I got a question regarding Haskell, I tried to make a function to half an even number only in a list and return the final list with only the even number(s) got modified(got halved) with the rest of the element remained untouched.

But when I try to compile my code, I gave an error saying that "error: parse error on input ‘if'" and I couldn't find the solution for it.

halfEvens :: [ Int ] -> [ Int ]
halfEvens xs = [x|x<-xs]
                if x mod 2 == 0
                the x = x / 2
                else
                x = x
3
haskellif-statementcompiler-errorslist-comprehension
Sorry because my code is a bit messed up. So what should I do in order to make my function work as what I want ? Do you have any recommendation ? - Wandy

3 Answers

4
votes

Your code has multiple issues:

  • [x|x<-xs] doesn't do anything useful. This will just evaluate to xs.
  • If you're using mod as an infix operator, it needs backticks around it
  • You can't reassign variables. then x = x / 2 and x = x are illegal in Haskell.

The main problem though is the fact that you have an empty list comprehension ([x|x<-xs]), with an if expression just kind of floating underneath it.
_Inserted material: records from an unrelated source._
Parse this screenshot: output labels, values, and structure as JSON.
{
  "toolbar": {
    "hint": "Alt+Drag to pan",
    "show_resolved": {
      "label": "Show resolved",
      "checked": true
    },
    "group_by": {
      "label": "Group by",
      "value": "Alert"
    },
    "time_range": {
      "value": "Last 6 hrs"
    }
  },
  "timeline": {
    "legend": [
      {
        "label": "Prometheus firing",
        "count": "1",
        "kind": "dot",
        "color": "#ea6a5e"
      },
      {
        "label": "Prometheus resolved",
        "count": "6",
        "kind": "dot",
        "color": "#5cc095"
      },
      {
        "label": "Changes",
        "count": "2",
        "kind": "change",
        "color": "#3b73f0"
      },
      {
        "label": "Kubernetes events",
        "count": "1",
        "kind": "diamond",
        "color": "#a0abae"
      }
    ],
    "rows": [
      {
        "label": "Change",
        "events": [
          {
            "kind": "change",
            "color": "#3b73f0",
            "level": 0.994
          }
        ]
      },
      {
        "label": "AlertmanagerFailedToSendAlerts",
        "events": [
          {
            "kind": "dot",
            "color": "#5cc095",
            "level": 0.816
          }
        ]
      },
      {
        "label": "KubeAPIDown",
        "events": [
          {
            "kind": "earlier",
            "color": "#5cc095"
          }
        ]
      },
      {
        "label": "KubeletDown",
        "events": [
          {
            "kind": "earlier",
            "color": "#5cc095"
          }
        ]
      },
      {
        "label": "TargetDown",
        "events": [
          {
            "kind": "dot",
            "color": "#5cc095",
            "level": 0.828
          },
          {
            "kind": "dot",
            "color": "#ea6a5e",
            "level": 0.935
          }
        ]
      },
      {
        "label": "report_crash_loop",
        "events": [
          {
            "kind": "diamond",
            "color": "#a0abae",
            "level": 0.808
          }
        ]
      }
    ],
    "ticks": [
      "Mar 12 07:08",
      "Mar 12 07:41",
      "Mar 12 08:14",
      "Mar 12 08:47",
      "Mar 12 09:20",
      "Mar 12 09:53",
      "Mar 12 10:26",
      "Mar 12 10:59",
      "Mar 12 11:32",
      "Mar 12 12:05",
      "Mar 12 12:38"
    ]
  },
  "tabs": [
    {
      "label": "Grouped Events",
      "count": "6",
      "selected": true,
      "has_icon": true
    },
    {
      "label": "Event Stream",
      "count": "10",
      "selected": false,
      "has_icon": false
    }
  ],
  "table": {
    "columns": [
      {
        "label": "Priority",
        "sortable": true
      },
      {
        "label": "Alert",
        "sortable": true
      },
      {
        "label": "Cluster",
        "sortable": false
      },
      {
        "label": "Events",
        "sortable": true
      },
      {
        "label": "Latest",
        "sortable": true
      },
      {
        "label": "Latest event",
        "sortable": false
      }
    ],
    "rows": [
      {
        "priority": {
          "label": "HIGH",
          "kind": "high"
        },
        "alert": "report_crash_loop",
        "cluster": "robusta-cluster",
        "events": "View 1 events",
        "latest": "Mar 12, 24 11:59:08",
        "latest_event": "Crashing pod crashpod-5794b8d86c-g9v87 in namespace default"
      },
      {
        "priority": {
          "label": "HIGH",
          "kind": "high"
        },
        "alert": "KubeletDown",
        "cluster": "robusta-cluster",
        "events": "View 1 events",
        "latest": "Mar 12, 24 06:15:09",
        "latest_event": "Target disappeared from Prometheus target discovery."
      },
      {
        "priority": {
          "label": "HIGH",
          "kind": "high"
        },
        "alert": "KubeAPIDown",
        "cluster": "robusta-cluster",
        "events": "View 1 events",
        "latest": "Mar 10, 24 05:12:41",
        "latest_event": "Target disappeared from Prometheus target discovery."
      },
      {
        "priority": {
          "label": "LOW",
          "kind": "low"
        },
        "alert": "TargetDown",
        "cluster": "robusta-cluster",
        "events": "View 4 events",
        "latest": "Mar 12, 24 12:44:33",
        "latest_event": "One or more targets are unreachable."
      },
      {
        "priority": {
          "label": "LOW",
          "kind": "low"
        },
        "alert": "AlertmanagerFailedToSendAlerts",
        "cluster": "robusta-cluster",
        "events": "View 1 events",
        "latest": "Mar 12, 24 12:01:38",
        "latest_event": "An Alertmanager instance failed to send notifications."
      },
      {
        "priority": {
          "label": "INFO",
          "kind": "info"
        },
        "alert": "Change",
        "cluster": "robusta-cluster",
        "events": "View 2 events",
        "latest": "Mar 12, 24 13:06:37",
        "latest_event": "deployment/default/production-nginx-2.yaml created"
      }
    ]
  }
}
I believe your intent was to put the if inside of the comprehension. Something like:

halfEvens :: [Int] -> [Int]
halfEvens xs = [if x `mod` 2 == 0 then x `quot` 2 else x | x <- xs]

Changes:

main = do
  putStrLn . show $ halfEvens [1, 2, 3, 4, 5, 6, 7, 8, 9, 0]

[1,1,3,2,5,3,7,4,9,0]

Your code shows some serious misunderstandings of Haskell though. I recommend sitting down with a good book and trying out all the examples. Haskell is not an easy language. Don't try to rush through it.

3
votes

So, you want to apply a function that halves even numbers, but leaves odd numbers alone. We can write a function to perform this transform on a single Int, using even from the prelude:

halfEven :: Int -> Int
halfEven x | even x = x `div` 2
           | otherwise = x

Now we can map this function over a list of Int:

halfEvens :: [Int] -> [Int]
halfEvens xs = map halfEven xs

Or go point free:

halfEvens = map halfEven

Or use a list comprehension:

halfEvens xs = [halfEven x | x <- xs]
2
votes

Keeping as much of your original code/intent as possible,

halfEvens xs = [x | x <- xs, x <- [   -- instead of x = ...
                 if x `mod` 2 == 0
                   then {- x = -} x `div` 2
                   else {- x = -} x ]]

Its type gets deduced as halfEvens :: Integral t => [t] -> [t].

Funny thing about it is that we're allowed to use the same variable name there, with the x <- [...] construct; it just gets shadowed. But it's OK, since we're only interested in the new value anyway. That way we treat it mentally as a variable "update", although there's no updating variables in Haskell, of course.